Emilio Fede has been, for forty years, the very embodiment of a certain way of doing television journalism: theatrical, capable of moving live and transforming the news into a personal narrative. With him, Tg4 was not just a news programme, but a stage on which Silvio Berlusconi's Italy was staged every night. That news programme, for Emilio Fede, was never just a news programme. It was a mirror. You watched it and saw both the country and its director: Italy filtered by a face, a voice, an arched eyebrow.
He began working for RAI in 1954. He was hired in 1961, beginning a career that would lead him (after eight years as a special envoy from Africa, accompanied by more than a pinprick of votes and expenses) to lead the 8 p.m. Tg1 from 1976 to 1981, when he became its director (1981-83). He left RAI to join Mediaset, first as director of Studio Aperto (the news programme of Italia 1), then at the head of Tg4 (from 1992).
The one with Mediaset (and with Silvio Berlusconi) would become the longest-lasting association in Italian commercial television. For almost twenty years, Fede opened and closed the Italians' days with his unmistakable mixture of news and opinions.
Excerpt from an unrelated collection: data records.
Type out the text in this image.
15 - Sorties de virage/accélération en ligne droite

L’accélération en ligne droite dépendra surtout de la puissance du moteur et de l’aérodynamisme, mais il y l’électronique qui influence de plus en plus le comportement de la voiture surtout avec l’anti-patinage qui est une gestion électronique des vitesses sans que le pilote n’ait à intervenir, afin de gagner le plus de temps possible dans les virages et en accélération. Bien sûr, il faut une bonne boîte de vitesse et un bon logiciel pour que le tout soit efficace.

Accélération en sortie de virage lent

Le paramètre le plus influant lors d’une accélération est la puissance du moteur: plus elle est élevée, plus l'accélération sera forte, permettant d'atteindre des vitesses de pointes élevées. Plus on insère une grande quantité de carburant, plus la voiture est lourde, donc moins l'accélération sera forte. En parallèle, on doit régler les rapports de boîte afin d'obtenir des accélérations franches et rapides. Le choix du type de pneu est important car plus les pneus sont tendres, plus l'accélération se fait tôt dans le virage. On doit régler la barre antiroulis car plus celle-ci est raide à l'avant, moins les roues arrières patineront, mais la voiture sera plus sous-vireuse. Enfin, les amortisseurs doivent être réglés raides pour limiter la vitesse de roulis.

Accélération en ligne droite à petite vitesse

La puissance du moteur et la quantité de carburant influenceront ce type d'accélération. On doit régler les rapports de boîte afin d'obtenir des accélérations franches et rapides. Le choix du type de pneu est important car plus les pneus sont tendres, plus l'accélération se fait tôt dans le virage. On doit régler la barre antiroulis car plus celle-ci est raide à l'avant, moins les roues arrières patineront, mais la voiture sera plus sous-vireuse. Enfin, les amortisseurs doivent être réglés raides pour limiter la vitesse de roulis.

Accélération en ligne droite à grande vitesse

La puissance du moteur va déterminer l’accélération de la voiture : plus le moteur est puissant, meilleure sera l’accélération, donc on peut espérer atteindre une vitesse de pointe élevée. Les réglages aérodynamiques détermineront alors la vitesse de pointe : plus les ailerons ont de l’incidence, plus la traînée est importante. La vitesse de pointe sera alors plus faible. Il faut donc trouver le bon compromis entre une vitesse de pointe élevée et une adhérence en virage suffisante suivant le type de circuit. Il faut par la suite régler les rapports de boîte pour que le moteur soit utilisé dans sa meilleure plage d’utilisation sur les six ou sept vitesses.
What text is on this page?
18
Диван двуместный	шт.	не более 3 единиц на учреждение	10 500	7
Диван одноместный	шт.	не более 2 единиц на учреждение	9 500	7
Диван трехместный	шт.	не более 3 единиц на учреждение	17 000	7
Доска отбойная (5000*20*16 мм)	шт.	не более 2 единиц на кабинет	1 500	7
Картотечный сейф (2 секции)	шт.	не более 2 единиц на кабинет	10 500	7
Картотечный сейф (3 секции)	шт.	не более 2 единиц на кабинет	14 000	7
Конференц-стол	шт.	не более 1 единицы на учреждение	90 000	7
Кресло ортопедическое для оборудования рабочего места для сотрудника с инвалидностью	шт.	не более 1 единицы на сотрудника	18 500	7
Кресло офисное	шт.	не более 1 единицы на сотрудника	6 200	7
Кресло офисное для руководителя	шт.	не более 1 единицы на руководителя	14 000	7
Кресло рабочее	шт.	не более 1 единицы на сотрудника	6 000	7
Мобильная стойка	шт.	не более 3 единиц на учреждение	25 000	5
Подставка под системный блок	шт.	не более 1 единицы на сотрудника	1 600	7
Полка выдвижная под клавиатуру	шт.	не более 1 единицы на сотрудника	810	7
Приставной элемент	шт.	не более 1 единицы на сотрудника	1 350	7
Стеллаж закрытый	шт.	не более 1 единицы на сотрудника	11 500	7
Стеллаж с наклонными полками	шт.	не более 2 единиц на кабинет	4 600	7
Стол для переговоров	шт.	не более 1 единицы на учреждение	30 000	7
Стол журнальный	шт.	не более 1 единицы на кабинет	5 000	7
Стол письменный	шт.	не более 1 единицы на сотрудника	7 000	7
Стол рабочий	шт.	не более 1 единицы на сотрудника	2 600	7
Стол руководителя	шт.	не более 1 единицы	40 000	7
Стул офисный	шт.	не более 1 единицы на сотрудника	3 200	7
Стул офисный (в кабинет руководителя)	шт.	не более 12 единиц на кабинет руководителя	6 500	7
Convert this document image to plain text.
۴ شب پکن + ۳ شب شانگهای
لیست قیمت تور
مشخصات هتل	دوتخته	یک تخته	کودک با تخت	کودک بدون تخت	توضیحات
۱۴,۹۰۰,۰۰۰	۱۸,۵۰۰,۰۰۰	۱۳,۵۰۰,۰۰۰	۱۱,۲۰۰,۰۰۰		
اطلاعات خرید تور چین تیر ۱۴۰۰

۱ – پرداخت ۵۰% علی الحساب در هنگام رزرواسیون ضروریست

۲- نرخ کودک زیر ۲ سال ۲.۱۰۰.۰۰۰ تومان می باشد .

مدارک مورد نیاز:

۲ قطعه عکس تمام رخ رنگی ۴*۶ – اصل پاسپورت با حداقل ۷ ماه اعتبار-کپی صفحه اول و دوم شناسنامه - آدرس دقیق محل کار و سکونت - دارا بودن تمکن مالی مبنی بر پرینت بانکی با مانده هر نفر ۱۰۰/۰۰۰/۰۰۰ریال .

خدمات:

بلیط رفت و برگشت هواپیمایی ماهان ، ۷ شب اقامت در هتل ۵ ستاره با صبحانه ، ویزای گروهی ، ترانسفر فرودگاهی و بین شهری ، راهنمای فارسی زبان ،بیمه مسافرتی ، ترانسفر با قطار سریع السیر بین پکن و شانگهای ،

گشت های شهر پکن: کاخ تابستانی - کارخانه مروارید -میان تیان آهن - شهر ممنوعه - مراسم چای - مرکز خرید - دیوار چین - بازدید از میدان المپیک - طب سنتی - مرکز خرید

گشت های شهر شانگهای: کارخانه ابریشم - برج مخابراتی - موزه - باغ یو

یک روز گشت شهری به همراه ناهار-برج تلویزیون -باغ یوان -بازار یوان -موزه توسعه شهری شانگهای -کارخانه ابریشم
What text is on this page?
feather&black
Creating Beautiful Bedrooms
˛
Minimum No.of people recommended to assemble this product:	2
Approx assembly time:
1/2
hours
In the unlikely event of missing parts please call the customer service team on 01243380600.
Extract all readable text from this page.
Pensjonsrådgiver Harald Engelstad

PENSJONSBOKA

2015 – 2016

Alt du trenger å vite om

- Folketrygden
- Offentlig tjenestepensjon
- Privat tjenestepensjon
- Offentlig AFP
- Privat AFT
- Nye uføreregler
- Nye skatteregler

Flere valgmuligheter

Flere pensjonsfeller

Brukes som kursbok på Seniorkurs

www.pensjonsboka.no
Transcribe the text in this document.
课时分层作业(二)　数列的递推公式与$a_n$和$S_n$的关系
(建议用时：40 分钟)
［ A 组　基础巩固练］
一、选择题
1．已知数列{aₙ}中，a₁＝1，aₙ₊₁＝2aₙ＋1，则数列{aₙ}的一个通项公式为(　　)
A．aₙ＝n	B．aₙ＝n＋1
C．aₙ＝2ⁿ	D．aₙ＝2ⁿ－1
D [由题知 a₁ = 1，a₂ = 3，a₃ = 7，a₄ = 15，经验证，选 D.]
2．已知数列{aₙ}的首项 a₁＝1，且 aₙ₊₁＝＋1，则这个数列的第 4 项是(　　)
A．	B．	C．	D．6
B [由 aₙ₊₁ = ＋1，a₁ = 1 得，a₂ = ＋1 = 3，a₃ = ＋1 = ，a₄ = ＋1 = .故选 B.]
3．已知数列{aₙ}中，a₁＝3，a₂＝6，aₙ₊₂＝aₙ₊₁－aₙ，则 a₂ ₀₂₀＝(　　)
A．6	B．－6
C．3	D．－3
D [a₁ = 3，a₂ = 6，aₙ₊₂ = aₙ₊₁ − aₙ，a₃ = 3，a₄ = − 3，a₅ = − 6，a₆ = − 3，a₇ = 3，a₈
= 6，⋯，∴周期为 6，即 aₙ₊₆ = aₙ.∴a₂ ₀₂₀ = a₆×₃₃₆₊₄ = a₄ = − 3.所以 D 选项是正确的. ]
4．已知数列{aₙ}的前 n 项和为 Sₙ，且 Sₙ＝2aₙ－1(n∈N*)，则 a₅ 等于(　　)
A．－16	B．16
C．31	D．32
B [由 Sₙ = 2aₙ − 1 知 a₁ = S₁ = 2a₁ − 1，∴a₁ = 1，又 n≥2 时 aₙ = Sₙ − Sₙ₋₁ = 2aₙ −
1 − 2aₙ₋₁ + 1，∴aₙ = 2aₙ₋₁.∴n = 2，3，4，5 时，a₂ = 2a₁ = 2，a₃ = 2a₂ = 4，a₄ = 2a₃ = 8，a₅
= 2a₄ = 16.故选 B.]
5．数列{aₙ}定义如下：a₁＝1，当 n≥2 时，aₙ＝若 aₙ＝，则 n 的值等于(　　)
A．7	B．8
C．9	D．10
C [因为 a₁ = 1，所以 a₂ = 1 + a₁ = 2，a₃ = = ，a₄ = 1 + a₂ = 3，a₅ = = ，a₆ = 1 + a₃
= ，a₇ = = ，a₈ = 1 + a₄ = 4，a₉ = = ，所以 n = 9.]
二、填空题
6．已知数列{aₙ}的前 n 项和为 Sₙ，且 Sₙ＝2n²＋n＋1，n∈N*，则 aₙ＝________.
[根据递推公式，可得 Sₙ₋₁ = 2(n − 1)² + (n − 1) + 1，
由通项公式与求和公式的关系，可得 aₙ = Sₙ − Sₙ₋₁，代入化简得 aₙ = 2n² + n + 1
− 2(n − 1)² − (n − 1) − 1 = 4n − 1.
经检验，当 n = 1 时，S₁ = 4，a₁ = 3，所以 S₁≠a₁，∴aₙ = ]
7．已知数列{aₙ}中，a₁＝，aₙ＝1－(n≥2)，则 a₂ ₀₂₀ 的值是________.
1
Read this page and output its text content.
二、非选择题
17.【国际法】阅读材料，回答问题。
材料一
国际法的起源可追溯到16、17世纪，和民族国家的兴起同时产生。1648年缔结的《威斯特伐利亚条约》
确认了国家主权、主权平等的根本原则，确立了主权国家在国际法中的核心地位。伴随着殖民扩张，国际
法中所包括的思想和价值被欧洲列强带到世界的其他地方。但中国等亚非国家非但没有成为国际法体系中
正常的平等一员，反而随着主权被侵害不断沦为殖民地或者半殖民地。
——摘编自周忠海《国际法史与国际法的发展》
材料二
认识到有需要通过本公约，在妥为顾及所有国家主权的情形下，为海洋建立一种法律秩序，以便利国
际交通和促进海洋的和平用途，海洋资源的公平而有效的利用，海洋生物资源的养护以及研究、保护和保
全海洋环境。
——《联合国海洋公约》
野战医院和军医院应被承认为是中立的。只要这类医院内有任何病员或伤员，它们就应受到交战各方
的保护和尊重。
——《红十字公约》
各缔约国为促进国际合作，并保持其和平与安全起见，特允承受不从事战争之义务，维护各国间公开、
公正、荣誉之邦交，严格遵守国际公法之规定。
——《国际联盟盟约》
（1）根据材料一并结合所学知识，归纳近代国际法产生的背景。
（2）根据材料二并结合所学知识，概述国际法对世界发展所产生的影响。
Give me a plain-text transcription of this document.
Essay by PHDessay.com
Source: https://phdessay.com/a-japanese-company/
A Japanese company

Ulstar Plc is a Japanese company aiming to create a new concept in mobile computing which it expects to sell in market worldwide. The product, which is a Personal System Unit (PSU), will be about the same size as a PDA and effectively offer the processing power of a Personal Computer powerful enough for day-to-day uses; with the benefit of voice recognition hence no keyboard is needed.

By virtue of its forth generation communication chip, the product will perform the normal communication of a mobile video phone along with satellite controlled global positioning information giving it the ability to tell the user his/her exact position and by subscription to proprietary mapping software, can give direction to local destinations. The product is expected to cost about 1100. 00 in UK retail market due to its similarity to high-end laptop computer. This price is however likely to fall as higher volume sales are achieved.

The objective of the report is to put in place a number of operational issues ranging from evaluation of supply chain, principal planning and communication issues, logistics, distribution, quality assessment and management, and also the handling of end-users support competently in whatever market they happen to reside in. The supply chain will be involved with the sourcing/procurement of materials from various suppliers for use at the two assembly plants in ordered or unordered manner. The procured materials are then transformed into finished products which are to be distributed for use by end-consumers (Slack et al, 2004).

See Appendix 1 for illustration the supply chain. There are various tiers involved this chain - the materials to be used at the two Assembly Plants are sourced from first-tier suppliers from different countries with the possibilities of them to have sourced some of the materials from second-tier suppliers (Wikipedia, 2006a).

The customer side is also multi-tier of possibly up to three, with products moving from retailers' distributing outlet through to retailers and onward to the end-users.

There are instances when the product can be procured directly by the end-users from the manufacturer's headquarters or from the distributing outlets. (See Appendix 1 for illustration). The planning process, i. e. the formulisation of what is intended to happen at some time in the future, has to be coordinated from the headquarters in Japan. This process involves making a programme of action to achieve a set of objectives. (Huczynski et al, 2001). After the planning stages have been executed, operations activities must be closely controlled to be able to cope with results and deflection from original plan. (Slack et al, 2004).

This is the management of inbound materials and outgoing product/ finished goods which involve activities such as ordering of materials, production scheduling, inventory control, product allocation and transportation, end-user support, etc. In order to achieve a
He was considered the face of absolute loyalty to the Cavaliere, capable of defending him even when everyone attacked him. His live gaffes, slips of the tongue ('che figura di m...' remained proverbial), and his anger with technicians and collaborators were memorable. He was targeted by satire, Crozza made an irresistible caricature of him, but he never retreated: 'I am the director', he would proudly repeat.
His news programme was also a window on the country's recent history. The images of Tangentopoli, 9/11, the war in Iraq, the Cogne crime: Fede went through them with the same verve, often accused of a lack of impartiality, but always recognisable. And when he was moved live - by a tragedy, a collapse, a national mourning - it seemed that television suddenly became intimate.